France has been the most steadfast major nation in Europe supporting Greece ever since Mr. Tsipras was ushered in to power in January on a mandate to repudiate austerity. Paris has been particularly outspoken in recent days about the need for a compromise that would help Greece and hold the eurozone together.
By contrast, Germany’s chancellor, Angela Merkel, has shown little inclination to compromise on demands that Greece take actions to show that it can be fiscally responsible before even considering new bailout aid.
Neither French nor German officials would discuss France’s involvement in the Greek proposal in any depth. But the development raised questions about whether France and Germany have split heading into the final negotiations or whether there is a back-room understanding between Paris and Berlin.
Mr. Tsipras and his team spent the day in meetings as they put together a proposal and sought to ensure domestic political support for it.
Ms. Merkel, speaking later in Sarajevo, reiterated her opposition to actually writing off some of Greece’s debt, though she was less definitive about steps like reducing interest rates or extending the payment period as ways of helping Greece manage its indebtedness.
Germany has taken an increasingly hard line toward Greece since the nation voted no on Sunday to an earlier bailout program in a referendum that sent political shivers across Europe. In the wake of the chaos sparked by the vote, Ms. Merkel flew Monday to Paris to join President François Hollande of France to discuss what to do next with Greece.

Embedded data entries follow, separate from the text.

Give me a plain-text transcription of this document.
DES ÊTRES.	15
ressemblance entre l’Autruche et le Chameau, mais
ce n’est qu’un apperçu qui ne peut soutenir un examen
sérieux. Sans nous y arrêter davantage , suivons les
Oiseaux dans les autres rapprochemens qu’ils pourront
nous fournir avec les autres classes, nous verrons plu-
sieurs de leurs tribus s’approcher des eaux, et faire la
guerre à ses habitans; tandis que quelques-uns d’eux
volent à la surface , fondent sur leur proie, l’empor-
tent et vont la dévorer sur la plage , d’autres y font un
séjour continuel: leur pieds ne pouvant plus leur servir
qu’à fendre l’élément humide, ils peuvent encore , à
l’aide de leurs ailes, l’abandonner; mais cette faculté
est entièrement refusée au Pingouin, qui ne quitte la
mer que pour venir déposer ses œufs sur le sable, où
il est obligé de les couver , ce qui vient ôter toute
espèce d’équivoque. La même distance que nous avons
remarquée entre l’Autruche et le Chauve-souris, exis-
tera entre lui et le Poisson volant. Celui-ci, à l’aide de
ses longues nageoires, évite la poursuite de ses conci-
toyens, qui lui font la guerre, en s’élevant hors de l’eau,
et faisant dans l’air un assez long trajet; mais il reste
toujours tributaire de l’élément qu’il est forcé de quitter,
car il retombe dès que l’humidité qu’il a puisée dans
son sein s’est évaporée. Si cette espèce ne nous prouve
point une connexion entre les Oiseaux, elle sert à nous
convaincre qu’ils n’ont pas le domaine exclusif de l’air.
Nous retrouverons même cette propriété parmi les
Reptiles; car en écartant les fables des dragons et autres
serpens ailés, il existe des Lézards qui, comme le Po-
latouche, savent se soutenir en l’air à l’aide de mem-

The situation has put Mrs. Merkel into the toughest position of her career. She has been forced to balance an angry German public, which sees no reason to give Greece billions of additional bailout money or to write down its debt, against the danger of a Greek exit from the eurozone.
Greece is a tiny country with limited economic impact on Europe, but considerable strategic value. European political experts had wondered throughout the week whether Ms. Merkel, as the leader of the most powerful country in Europe, would stand for becoming the first postwar European leader to countenance the first step back in Europe’s march toward greater integration.
They also wondered if she was willing to risk the prospect of a failed, embittered state within the European Union and NATO, an open wound in Europe’s southern and eastern flank that would be an open invitation to Moscow to exploit already inflamed division within the European Union.
When Greece in 2012 was the epicenter of the last flare-up in Europe’s long-running debt crisis, many French officials steadfastly maintained that the eurozone was fundamentally a historic project, and that it should not risk being broken up by the departure of Greece, nor of any other euro member country.
That sentiment was renewed by Prime Minister Manuel Valls of France on Wednesday. “France refuses that Greece leaves the eurozone in the name of our position and our commitments,” he told lawmakers in the National Assembly on Wednesday in a speech that was broadcast live on Greek television. To secure a deal, though, he said Greece needed to pledge to modernize its economy and overhaul pensions.
He also suggested that Mr. Tsipras’s most pivotal request — a program to make Greece’s mountainous debt more sustainable — be taken seriously by other European countries. Until recently, that has been nearly a taboo idea in Europe’s halls of power, since European taxpayers are currently on the hook if Greece defaults on its debts.